Si vous allez du côté de la reprographie centralisée du France début décembre vous remarquerez certainement des changements dans le bureau 732. La transparence des parois révèlera très rapidement qu’il est occupé, mais, comment dire, qu’il n’est plus habité. Il y manquera en effet une silhouette familière, tellement liée à l’histoire de l’École qu’elle paraissait ne jamais pouvoir s’en retrancher. Après 39 années d’une carrière bien remplie, d’abord comme vacataire à la VIème section de l’École pratique des hautes études, puis comme agent contractuel à l’École des hautes études en sciences sociales à compter du 1er novembre 1976, titularisée adjointe technique recherche et formation le 1er janvier 1988 et promue enfin technicienne recherche et formation depuis le 1er septembre 2012, Ginette Boulet va tourner une page, la dernière des milliers qu’elle a manipulées.

La Lettre de l’EHESS a eu l’occasion il y a quelque temps de saluer les départs successifs de Gilberte Béluin et, plus récemment, de Martine Liévin , du service du courrier. Ginette Boulet, elle aussi, contribuait par la manière d’exercer ses fonctions à faire fonctionner cet ensemble de rouages invisibles et – heureusement – imperturbables sans lesquels une institution ne peut vivre.

Lui étaient confiées deux responsabilités principales, traduisant bien les connaissances techniques et administratives qui lui étaient reconnues: l’exploitation, l’approvisionnement et la gestion des moyens de reprographie centralisée et de façonnage des documents, et la centralisation des achats de fournitures de papeterie et informatiques pour les services centraux.

Comme le service du courrier, le service de reprographie fonctionnait comme un cœur : ne s’arrêtant jamais, somnolent au plus fort du creux de l’été, il s’emballait à intervalles réguliers lors des assemblées des enseignants, des élections et des réunions des instances et pour l’édition des contrats quadriennaux, livres blancs et autres travaux plus ou moins confidentiels aux acronymes parfois obscurs. Devaient alors être respectés des plannings extrêmement serrés et très exigeants pour produire dans un délai toujours trop court les tirages nécessaires. Toutes machines mobilisées la « repro » devenait pour quelques jours un sanctuaire où n’étaient admis que ceux et celles qui avaient à y être, venus vraisemblablement prier sans en avoir l’air qu’aucun grain de sable ne vienne troubler la musique saccadée des copieurs. Une erreur dans le nombre des exemplaires était inadmissible, un ordre de passage erroné inconcevable, la moindre panne prenait un air de catastrophe locale, et les délais étaient tellement raccourcis que les copies arrivaient parfois encore tièdes sur les tables. Pendant cette période Ginette se consacrait exclusivement à ce travail, monopolisant avec fermeté l’ensemble des moyens de reprographie pour les réserver aux seules tâches urgentes. Elle assurait aussi quotidiennement le « SAV » de proximité : bourrages incompréhensibles, cartouche d’encre vide, commandes de recto verso énigmatiques, agrandissements déroutants, massicot bloqué, relieuse rétive, rien ou presque ne résistait à sa longue expérience. Elle relevait enfin régulièrement les compteurs des centres de recherche pour permettre la refacturation des consommations de copies.

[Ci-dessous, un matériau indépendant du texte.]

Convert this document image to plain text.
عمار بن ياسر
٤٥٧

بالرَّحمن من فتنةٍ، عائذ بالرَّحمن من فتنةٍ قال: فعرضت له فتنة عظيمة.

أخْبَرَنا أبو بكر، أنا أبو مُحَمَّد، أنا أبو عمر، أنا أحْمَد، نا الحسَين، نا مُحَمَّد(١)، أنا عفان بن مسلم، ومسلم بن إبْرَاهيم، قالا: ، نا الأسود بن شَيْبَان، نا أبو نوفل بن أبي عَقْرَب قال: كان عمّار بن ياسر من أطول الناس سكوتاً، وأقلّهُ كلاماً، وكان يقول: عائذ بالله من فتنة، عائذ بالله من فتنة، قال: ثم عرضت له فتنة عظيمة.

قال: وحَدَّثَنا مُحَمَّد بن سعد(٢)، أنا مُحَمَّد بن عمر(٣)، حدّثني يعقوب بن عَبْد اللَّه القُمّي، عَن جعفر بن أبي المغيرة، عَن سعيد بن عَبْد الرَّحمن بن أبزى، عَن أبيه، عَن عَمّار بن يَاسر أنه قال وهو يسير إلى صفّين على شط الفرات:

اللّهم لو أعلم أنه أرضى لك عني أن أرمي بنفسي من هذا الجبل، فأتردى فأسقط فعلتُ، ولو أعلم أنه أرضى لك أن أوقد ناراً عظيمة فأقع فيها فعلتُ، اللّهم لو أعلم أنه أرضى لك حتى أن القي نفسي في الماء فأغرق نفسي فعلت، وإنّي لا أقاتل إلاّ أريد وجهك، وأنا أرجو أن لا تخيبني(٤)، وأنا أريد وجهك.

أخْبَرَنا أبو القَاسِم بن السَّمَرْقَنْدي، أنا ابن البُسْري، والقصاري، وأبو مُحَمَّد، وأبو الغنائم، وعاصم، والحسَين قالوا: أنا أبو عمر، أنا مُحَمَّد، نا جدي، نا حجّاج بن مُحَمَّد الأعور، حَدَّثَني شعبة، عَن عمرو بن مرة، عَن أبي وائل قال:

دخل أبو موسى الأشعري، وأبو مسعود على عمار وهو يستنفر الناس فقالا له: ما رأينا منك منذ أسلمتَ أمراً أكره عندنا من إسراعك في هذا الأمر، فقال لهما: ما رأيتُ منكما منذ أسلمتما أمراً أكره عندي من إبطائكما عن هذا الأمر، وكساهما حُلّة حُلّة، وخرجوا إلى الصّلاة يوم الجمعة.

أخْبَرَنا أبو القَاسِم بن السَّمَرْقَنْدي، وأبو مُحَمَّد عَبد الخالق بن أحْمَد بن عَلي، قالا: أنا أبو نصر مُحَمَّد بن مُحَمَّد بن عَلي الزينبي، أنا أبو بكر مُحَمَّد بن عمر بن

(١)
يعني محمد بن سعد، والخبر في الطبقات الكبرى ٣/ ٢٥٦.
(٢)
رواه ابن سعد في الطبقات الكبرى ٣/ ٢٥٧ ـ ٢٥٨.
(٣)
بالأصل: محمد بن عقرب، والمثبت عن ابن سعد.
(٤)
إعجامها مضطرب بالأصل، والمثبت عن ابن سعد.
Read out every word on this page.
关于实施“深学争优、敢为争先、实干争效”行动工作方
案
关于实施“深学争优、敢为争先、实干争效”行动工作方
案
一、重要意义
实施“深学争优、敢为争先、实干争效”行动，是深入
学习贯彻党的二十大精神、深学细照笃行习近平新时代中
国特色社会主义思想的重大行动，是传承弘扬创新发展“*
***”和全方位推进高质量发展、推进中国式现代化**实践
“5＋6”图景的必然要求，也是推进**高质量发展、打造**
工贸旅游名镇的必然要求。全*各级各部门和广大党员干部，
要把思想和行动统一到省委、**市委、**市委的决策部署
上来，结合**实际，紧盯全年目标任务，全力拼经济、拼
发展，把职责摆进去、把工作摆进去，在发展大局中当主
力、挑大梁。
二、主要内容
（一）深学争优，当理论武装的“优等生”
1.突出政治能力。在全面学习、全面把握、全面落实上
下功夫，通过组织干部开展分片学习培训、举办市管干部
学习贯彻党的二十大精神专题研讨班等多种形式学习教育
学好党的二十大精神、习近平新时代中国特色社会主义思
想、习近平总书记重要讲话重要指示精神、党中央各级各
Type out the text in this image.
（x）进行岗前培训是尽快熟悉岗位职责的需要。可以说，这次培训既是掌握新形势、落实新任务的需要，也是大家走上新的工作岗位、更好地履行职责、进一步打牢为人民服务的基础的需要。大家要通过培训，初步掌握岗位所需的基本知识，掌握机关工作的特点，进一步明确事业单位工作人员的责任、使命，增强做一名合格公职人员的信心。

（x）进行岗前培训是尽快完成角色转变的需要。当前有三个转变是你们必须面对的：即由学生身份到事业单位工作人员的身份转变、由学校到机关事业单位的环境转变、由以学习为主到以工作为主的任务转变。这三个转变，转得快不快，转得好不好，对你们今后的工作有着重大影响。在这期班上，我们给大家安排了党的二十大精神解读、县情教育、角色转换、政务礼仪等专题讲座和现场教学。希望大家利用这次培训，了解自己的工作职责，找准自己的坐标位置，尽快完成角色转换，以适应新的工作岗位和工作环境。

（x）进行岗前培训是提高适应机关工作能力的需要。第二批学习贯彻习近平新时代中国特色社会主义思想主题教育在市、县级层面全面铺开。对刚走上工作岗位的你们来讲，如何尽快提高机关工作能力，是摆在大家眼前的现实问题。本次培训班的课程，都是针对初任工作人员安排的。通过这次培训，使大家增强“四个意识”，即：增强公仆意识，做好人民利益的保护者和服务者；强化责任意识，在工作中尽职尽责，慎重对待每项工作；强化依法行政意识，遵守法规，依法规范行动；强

Madame Boulet avait comme deuxième mission principale la gestion des réserves de fournitures administratives, de papier et de cartouches d’encre pour les imprimantes. Tout était sous bonne garde, et tout le contenu de ses placards était répertorié dans sa mémoire. Elle devait veiller à faire livrer en temps utile les quantités de papier nécessaires pour assurer les tirages exceptionnels, en jonglant avec les capacités de stockage dont elle disposait, avoir à la disposition des services la papeterie courante, mais aussi se procurer dans l’urgence les fournitures correspondant à des besoins imprévisibles, parfois inattendus, et à satisfaire sans délais ni états d’âme vu l’origine de la demande…... Elle y mettait toute l’efficacité de son organisation, et on savait pouvoir lui faire confiance, là comme ailleurs : c’est dans son bureau que le premier fax des services centraux, appareil symbolique d’une certaine modernité à une époque pas si lointaine, avait été installé. Et en mettant sous sa responsabilité un copieur couleur l’administration savait également qu’elle disposerait d’un surveillant scrupuleux.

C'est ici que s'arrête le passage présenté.